First of all, what a disorganized article. Who the hell edited this?
Secondly, the article surmises that the kernel is the problem, which seems right. Then it makes a leap to state that the way to do this is to write your own driver.
Who said? I certainly don't agree. You are still running a multi-user kernel, but you've now sacrificed its stability by running a parallel network stack. Linux wasn't written to work in that way and it's hard to know what you're getting into when you subvert your OS in that way. This article would be much better if it talked about other options out there. For example..
Why not take out the middle-man entirely with something like OpenMirage (http://www.openmirage.org/)? Get rid of the lowest-common-denominator performance you get using a general-purpose OS and make your application the OS. Link in whatever OS-like services (network, filesystem, etc) you may need. Talk to the hardware directly without going through a middle-man and without ugly hacks.
Well, he's mostly suggesting using a user-space networking stack provided by your vendor (Intel's DPDK). But writing your own userspace driver from scratch is actually very simple -- I've done it for Intel's 1Gbps and 10Gbps cards before the DPDK was made publicly available. We're talking ~1000 lines of user-space code, and less than a month of work. Writing your own userspace networking stack is of course more complicated, depending on exactly which level of protocol support you need. Supporting say ARP or EtherChannel is trivial, while a production quality and interoperable TCP stack will be man-years of work.
But having written systems doing 10M TCP connections at 10Gbps, I strongly believe that you want to relegate the kernel into the role of a management system. Having the system split across the kernel and user-space will lead to unacceptable performance, pretty much no matter where you split things. And having the full application in the kernel would be a nightmare for development, debugging, and deployment. (And I sure as hell am not going to choose a pre-alpha research project over Linux as the base of telecoms systems.)

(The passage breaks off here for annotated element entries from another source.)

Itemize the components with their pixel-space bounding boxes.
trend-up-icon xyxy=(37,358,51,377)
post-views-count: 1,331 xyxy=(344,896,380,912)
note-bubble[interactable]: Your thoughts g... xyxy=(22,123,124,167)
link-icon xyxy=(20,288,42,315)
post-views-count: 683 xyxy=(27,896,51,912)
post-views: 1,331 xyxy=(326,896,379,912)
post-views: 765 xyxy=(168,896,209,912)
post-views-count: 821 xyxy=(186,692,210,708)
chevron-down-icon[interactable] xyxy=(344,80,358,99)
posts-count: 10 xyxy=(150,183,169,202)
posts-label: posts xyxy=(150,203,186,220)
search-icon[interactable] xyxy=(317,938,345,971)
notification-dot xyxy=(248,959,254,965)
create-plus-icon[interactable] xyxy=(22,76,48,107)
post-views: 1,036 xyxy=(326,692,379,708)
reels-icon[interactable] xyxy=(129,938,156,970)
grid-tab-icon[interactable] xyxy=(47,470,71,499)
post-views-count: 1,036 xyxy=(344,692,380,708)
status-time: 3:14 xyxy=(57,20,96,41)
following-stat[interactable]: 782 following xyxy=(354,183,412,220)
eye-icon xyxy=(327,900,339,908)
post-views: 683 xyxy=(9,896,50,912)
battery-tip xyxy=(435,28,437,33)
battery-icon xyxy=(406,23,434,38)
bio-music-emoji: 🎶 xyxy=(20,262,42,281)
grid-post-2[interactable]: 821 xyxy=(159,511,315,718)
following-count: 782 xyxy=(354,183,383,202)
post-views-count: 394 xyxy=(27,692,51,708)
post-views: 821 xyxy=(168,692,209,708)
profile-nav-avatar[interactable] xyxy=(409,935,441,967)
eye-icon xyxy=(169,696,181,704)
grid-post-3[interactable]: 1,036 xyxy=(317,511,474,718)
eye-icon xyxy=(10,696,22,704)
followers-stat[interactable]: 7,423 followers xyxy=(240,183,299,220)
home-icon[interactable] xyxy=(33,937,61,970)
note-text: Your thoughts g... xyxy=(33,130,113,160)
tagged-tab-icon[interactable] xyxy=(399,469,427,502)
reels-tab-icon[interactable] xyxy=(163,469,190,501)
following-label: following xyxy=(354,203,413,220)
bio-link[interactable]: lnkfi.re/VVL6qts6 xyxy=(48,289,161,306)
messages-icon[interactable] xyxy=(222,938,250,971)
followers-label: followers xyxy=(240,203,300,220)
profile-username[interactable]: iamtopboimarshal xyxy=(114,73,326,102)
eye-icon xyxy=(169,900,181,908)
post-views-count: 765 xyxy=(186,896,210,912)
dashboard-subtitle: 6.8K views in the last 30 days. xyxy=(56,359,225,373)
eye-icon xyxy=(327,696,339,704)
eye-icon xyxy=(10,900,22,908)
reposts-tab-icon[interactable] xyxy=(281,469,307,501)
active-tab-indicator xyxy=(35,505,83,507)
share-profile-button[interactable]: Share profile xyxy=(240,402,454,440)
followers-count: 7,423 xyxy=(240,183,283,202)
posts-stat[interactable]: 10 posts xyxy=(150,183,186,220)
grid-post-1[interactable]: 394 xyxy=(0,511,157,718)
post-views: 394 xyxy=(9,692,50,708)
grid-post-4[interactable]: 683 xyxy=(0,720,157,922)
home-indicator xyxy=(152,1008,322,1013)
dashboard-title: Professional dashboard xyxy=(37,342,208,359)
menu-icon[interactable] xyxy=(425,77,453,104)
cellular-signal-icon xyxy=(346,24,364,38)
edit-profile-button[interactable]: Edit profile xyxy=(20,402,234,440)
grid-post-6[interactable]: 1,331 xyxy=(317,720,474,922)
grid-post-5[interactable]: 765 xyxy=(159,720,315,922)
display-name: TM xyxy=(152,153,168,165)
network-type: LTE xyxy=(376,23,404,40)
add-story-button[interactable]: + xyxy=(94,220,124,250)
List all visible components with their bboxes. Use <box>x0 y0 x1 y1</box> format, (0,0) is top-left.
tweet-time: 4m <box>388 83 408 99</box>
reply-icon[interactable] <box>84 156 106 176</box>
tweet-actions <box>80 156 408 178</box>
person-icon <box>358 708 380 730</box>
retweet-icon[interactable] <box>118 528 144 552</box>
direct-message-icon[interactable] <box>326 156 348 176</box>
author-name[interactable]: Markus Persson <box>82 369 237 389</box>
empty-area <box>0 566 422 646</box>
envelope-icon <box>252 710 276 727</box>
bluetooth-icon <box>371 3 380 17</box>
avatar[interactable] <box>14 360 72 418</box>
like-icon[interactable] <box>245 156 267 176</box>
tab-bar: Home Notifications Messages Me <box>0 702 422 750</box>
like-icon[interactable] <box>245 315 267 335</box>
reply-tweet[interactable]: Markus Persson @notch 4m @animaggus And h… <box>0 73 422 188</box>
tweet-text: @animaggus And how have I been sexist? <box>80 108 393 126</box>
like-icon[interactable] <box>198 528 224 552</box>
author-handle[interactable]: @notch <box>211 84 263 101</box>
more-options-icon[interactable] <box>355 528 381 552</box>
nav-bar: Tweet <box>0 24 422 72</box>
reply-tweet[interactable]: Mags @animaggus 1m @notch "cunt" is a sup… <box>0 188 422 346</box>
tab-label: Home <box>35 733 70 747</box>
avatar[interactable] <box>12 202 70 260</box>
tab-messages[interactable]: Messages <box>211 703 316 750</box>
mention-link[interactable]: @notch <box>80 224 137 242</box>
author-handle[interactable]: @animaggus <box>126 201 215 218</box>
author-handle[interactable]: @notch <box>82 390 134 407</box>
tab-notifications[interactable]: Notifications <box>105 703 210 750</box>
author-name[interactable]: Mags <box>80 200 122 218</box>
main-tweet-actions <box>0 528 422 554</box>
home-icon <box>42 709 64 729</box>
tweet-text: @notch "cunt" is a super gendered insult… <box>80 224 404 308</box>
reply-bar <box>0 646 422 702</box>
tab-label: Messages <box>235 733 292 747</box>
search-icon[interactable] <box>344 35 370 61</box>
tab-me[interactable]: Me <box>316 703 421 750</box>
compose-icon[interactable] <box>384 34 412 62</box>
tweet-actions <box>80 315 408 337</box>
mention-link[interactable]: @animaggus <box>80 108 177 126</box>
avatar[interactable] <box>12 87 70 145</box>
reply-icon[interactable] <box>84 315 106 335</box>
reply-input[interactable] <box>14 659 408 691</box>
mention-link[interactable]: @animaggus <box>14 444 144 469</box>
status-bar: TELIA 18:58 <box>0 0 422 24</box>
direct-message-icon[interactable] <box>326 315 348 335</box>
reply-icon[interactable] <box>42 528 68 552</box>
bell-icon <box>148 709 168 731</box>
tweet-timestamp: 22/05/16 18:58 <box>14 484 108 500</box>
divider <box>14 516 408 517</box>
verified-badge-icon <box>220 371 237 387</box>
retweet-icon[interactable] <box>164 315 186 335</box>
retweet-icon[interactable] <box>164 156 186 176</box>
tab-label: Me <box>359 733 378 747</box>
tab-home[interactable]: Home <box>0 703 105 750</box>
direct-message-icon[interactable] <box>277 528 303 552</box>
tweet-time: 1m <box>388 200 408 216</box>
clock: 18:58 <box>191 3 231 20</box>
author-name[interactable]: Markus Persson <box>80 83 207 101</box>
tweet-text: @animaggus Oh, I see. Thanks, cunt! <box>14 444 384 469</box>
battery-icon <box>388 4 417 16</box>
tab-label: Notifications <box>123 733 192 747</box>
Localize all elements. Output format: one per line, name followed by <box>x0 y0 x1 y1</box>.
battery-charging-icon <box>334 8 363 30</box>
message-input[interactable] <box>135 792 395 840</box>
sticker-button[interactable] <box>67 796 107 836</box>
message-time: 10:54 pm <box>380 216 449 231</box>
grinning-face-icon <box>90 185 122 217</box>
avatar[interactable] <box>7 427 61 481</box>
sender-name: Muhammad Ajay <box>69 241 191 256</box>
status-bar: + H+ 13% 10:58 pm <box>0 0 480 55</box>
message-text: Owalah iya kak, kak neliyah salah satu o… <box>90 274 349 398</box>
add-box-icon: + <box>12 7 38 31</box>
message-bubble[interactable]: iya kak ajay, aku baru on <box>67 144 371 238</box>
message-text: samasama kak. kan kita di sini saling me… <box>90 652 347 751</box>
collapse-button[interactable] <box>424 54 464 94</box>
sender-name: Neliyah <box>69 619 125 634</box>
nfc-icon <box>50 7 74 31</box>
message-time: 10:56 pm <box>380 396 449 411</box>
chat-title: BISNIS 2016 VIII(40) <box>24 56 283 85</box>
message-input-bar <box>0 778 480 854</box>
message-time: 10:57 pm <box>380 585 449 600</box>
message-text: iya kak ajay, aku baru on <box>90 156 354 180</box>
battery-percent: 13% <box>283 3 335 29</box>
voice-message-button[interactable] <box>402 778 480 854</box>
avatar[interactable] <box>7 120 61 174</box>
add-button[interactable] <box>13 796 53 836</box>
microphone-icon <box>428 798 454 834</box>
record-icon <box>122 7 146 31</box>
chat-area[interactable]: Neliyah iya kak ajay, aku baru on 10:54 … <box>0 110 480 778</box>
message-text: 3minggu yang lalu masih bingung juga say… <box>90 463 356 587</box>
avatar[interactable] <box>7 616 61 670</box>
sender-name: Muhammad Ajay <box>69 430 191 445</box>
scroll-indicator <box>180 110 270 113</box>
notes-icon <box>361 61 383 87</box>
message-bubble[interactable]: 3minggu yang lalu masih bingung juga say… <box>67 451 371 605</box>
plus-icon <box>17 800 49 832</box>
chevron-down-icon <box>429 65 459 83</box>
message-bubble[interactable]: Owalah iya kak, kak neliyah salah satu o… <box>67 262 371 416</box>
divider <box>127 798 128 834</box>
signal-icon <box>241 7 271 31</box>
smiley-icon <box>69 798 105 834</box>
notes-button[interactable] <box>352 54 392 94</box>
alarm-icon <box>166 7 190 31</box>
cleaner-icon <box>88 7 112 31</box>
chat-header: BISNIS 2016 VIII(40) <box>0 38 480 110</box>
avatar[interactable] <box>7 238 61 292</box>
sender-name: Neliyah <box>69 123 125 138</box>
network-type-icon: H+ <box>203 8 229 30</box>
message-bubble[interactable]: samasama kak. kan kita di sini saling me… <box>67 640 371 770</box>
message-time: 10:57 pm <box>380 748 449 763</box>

> First of all, what a disorganized article. Who the hell edited this?
I have to agree. It didn't really turn out as well as I wanted. The talk is really good, but I could never make this read smoothly.
Fortunately I think the content is excellent and that will hopefully save the day.
My take is along the lines of the earlier embedded systems comment. This is the sort of thing you would have done in a real-time OS snagging packets directly in an ISR and queuing them to a task for later processing. The processor and memory suggestions are just common practice in that arena.
But that kind of sucks for numerous reasons. It's great having a widely supported OS that you can leverage while replacing the bits you need to meet your goals. That's pretty genius in my book.
>I have to agree. It didn't really turn out as well as I wanted. The talk is really good, but I could never make this read smoothly.
Props for stepping forward and saying this :-)
I think it has to do with that you're trying to capture the content of a talk largely by presenting the bullet points from that talk's slide deck, but in doing so miss a lot of context that came from the presentation.
Your summary at the bottom is great -- I think it should be the whole article. This would offer viewers a snapshot of what they can expect out of the video so that they don't miss anything (for example, a very common takeaway I'm seeing from this and from people I show it to is that this is "just" a network stack hack -- no mention of his proposal for multi-core optimization, etc).
There is another one alternative, rump kernel, mentioned in commentary to original posting about "direct" network processing. The recent development was discussed in LuaJIT mailinglist recently (the thread is interesting by all means in "minus OS" context by the way)
The answer is right there in the article:
"Yet, what you have is code running on Linux that you can debug normally, it’s not some sort of weird hardware system that you need custom engineer for. You get the performance of custom hardware that you would expect for your data plane, but with your familiar programming and development environment."
Maybe Mirage will pan out, but for right now it's in the pre-alpha stage. We've heard about the glories of microkernals before (GNU Hurd, anyone?).
I see. So the argument is that because something that was considered crazy panned out against the odds, therefore everything considered crazy is actually a good bet?
That seems like dubious logic.
Also unlike Google's bet on commodity hardware, I don't see the millions of dollars of savings to be had if the micro-kernel idea works out. At best you'll get an incremental performance benefit and easier debugging. It'd be different if there were no open source OSes and so rolling your own was the only alternative to paying millions in licensing fees.